Analog computers have their roots in antiquity. They passed the peak of their development from the 40s to the 60s of the XX century, after which they gave way to the "figure". Today, analog computing is once again beginning to challenge digital solutions in neuromorphic, quantum, and other applications and, as it turns out, can be much more productive in the process of extremely complex mathematical calculations.

So, in the journal Nature Nanotechnology, an article was published by researchers from the AMOLF Institute, the University of Pennsylvania and the City University of New York (CUNY), in which they talked about creating a nanostructured surface that can solve equations using light.

In fact, we are talking about the creation of optical metasurfaces, the incidence of light on which (and its reflection) occurs according to the usual laws of optics according to a physically prewired function. This method cannot be put on a par with digital systems for solving any problems, but for the implementation of specific and mathematically complex algorithms, everything is very, very promising.

Digital architectures in the form of processors no longer promise explosive performance growth and the same increase in energy efficiency, which is often formulated in such a laconic form as "Moore's law is dead." The transition to optical signals and structured metasurfaces solves both problems: it will increase the speed of calculations due to the work of light in nanoscale optical structures and reduce power consumption due to the absence of heat generation during calculations.

The idea of such calculations is simple. In the thinnest transparent layer of matter, transparent areas and a certain nanoscale relief under them are created. Simply passing through the layer and reflecting from it, the light performs the calculation according to the given formula.
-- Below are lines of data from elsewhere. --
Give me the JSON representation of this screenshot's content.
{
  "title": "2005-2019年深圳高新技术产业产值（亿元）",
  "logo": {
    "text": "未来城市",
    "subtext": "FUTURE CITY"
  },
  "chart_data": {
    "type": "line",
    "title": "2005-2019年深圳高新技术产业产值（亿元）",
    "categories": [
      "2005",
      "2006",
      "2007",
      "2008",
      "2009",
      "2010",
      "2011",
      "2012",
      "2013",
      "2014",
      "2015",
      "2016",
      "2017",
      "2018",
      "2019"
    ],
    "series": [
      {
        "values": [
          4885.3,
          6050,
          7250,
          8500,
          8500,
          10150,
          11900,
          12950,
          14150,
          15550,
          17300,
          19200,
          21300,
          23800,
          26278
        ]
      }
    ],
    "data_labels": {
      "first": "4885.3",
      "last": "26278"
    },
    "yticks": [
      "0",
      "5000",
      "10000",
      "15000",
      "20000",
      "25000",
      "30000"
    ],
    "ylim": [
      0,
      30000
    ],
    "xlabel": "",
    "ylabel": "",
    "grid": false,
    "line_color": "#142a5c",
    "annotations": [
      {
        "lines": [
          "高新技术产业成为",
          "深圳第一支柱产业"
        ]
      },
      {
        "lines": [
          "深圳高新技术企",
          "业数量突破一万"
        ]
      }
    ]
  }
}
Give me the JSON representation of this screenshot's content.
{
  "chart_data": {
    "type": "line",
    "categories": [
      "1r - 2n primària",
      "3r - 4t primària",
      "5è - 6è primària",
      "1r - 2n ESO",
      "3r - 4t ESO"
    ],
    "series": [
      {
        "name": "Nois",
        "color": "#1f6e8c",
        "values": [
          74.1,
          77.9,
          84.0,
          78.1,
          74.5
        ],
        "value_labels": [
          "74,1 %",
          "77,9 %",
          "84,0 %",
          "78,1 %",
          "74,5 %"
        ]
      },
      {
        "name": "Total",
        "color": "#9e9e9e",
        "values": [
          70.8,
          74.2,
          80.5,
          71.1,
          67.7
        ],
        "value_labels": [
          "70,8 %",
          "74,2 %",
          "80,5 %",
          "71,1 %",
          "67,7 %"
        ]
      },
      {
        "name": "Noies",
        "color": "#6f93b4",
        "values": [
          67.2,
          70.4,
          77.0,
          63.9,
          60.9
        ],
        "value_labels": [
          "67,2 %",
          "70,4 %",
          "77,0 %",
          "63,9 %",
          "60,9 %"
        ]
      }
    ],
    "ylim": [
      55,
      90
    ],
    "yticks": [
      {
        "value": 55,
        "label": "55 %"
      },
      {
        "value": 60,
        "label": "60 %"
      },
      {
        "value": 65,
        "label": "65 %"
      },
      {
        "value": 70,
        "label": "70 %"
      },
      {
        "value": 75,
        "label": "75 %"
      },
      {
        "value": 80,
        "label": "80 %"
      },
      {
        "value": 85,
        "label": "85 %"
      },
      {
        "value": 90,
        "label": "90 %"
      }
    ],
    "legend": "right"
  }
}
Researchers have shown that images can be processed in this way, for example. And if conventional computers spend many cycles on such operations, especially if matrix processing is included in the process, then optical systems perform calculations in one cycle.

One of the lead authors of the paper said: “We have demonstrated a powerful new alliance between nanotechnology and analog computing that could pave the way for hybrid optical and electronic computing circuits. Further development of our ideas will lead to the solution of problems of increased complexity with speed and efficiency that were previously unthinkable.”